No me contó cómo fue que la liberaron, sólo que abandonó los estudios y se fue por un tiempo a su pueblo, cerca de Azul, aunque sus padres nunca se enteraron de esta historia. Por supuesto, me atravesó un sentimiento confuso de angustia y compasión, junto con odio y asco por esos monstruos de los que fue víctima, la abracé y seguimos llorando juntas por unos minutos.  Ya más calmada, me detalló todo lo que había intentado para hacer la denuncia ante los organismos de derechos humanos, pero el inconveniente mayor era que no tenía pruebas ni testigos, el único testigo posible era un profesor del Instituto que se fue del país sin dejar rastros. Esto fue en parte lo que me hizo dudar de la veracidad del relato, pero no podía creer que fuera todo un invento suyo. Sólo atiné a ofrecerle ayuda, a acompañarla en lo que fuera, hacer algún trámite, alguna averiguación, lo que necesitara. Vino el colectivo y nos despedimos, yo me volví a mi casa y por esa noche me olvidé del libro que fui a buscar.

Las siguientes ocasiones en que nos vimos no quiso hablar más del asunto. Yo respeté su necesidad de silencio, lo interpreté como algo natural por haber sido una vivencia tan siniestra que le provocaba estados de pánico. Sólo me contó que hacía unos años, sin darse cuenta, pasó por la esquina de Rivadavia y San Martín y sufrió una amnesia temporaria, anduvo deambulando por Morón sin recordar nada, como un fantasma, hasta que se encontró con alguien conocido que la ayudó a salir del trance. Por eso nunca insistí, creí que ella debía procesarlo para poder accionar, denunciar, investigar, tal vez pedir una indemnización, ella que siempre estaba necesitada de dinero.

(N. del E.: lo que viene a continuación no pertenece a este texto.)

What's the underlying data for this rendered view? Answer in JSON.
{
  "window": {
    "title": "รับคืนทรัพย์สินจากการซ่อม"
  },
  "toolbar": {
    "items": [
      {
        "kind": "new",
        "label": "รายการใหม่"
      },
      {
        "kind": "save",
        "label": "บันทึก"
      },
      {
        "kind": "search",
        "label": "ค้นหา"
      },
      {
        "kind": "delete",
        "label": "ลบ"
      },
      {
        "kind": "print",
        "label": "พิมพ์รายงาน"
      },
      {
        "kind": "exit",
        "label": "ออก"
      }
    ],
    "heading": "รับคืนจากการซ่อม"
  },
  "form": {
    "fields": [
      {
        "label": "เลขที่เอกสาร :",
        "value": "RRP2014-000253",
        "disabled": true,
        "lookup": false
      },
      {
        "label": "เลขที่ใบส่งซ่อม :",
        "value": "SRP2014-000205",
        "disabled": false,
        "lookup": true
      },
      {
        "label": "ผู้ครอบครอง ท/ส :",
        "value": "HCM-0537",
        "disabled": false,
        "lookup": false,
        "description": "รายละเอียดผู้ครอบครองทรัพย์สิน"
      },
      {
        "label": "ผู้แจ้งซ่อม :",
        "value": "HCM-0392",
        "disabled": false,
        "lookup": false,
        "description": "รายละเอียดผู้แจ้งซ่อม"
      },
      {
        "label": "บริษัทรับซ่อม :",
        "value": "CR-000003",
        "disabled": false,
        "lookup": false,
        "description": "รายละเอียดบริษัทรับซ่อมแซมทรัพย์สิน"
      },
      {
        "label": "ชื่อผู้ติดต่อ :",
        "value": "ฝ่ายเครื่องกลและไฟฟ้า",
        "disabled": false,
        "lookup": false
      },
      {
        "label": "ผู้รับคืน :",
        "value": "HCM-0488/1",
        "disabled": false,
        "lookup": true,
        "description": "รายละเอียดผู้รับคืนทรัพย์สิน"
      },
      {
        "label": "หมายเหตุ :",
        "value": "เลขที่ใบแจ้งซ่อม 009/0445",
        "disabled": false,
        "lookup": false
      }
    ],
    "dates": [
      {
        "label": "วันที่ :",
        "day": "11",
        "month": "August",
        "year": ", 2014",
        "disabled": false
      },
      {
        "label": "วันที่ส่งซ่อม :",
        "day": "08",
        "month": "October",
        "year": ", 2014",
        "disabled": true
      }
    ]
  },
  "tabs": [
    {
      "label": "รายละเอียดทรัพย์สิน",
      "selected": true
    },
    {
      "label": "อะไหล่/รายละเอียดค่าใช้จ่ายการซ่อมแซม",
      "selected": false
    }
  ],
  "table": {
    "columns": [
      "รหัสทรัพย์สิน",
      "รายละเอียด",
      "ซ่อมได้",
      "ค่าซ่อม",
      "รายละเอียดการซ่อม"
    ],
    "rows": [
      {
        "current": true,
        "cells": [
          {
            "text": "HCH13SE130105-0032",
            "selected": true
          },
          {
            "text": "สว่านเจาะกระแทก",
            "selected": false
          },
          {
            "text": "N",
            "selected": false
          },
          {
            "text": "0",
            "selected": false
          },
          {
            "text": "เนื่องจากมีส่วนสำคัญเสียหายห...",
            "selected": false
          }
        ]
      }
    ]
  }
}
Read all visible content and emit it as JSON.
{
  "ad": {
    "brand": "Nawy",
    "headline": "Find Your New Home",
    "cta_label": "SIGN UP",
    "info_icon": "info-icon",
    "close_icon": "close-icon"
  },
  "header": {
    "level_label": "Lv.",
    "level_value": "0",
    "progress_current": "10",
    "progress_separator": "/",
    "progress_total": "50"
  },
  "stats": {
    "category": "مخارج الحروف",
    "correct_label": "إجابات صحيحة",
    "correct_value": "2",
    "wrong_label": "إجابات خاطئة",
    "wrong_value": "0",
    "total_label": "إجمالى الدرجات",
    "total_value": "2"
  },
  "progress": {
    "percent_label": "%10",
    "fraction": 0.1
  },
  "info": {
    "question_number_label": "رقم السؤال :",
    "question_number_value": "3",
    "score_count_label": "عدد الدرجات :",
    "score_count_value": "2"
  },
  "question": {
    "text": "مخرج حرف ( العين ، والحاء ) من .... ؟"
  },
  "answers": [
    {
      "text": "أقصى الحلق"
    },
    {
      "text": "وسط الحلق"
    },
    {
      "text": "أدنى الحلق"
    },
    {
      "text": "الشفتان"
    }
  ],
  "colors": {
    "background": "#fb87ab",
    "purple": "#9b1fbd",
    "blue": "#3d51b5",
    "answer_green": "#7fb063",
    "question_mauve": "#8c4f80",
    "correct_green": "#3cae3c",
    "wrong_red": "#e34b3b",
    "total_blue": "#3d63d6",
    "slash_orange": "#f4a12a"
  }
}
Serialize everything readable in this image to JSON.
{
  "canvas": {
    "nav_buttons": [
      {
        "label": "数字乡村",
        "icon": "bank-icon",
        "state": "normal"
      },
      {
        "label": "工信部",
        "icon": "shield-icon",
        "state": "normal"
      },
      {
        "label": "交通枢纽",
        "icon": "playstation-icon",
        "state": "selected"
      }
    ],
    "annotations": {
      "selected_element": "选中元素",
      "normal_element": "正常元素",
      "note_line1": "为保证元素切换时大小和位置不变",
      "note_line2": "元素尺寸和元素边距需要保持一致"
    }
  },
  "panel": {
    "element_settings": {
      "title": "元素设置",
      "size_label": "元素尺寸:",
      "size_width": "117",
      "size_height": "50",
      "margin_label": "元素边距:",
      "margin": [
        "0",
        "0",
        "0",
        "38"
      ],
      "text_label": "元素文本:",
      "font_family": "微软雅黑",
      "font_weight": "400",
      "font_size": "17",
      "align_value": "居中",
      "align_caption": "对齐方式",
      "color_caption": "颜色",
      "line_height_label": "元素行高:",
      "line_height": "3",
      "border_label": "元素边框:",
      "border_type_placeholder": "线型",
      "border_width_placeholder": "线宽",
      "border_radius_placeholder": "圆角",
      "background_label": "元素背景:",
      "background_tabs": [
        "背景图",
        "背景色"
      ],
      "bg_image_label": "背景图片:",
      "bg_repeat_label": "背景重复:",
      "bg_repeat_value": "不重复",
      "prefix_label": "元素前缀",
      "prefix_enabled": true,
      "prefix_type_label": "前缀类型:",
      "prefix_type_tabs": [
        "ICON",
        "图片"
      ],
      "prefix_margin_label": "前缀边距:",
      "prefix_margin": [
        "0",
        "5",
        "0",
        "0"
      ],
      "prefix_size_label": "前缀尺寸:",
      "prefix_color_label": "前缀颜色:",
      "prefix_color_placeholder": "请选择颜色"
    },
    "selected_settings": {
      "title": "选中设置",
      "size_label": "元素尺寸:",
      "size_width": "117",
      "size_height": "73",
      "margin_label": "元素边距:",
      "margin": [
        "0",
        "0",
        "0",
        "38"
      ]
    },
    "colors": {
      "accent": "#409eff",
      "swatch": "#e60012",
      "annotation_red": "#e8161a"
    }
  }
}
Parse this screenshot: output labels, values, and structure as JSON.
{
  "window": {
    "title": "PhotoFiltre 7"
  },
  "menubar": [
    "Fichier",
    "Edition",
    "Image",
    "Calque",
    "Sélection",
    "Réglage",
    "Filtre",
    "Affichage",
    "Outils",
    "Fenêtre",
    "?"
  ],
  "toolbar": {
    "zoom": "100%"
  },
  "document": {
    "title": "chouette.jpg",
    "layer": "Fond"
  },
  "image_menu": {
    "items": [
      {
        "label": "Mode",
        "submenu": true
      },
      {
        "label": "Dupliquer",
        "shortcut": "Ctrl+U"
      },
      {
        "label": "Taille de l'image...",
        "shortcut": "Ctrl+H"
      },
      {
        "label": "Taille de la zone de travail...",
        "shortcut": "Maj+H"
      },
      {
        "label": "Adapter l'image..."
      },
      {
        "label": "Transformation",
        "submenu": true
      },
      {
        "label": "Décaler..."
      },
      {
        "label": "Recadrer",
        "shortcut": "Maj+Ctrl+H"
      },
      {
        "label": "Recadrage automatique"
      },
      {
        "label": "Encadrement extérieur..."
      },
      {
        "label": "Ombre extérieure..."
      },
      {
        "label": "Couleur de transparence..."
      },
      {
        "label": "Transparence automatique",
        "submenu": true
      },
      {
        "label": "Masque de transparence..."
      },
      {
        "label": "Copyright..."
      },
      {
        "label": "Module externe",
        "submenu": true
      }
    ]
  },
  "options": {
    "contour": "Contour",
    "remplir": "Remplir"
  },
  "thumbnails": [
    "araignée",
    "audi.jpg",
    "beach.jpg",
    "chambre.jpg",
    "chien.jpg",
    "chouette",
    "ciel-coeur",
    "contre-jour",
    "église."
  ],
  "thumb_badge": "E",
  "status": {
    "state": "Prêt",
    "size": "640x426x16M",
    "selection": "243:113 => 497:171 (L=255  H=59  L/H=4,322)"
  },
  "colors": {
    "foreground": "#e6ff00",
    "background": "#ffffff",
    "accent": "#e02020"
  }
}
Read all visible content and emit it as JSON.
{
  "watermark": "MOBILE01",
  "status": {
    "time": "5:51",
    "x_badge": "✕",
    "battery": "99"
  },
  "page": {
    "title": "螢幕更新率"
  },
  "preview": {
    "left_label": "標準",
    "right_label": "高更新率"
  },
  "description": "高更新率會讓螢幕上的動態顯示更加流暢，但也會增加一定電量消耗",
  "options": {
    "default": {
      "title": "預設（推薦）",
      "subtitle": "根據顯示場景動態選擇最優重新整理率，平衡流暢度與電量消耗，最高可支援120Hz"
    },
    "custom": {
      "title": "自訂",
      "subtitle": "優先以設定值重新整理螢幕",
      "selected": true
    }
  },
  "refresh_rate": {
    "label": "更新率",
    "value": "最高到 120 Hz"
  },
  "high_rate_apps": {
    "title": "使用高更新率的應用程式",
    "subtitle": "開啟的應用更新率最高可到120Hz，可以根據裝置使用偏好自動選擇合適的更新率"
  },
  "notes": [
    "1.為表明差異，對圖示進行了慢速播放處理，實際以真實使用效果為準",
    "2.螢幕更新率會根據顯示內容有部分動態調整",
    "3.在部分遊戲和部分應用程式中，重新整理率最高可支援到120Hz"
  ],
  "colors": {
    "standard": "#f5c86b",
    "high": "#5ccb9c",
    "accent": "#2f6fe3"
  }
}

Tiempo después volvió a las andadas, quiso involucrarme en un pleito con un hombre casado que le prometía separarse, pero la llamaba por teléfono mientras (aseguraba ella) tenía sexo con su mujer, en fin, pretendía que yo llamara a la mujer para sacarle información sobre el tipo. Por esos días, estando con él en la calle me llamó cerca de la medianoche para decirme que si le llegaba a pasar algo (sugiriendo que su acompañante podía causarle algún daño) yo debía avisarle a no sé quién del Ministerio del Interior, y me lo decía con el tipo al lado suyo escuchando todo. Unas semanas más tarde pergeñó el ensayo de tirarse por el balcón, y yo vi sus moretones, a menos que la causa de ellos fuera otra y ella me mintiera. Después estuvo bajo tratamiento psiquiátrico durante un tiempo, se mudó nuevamente a algún otro punto del Gran Buenos Aires y dejé de verla.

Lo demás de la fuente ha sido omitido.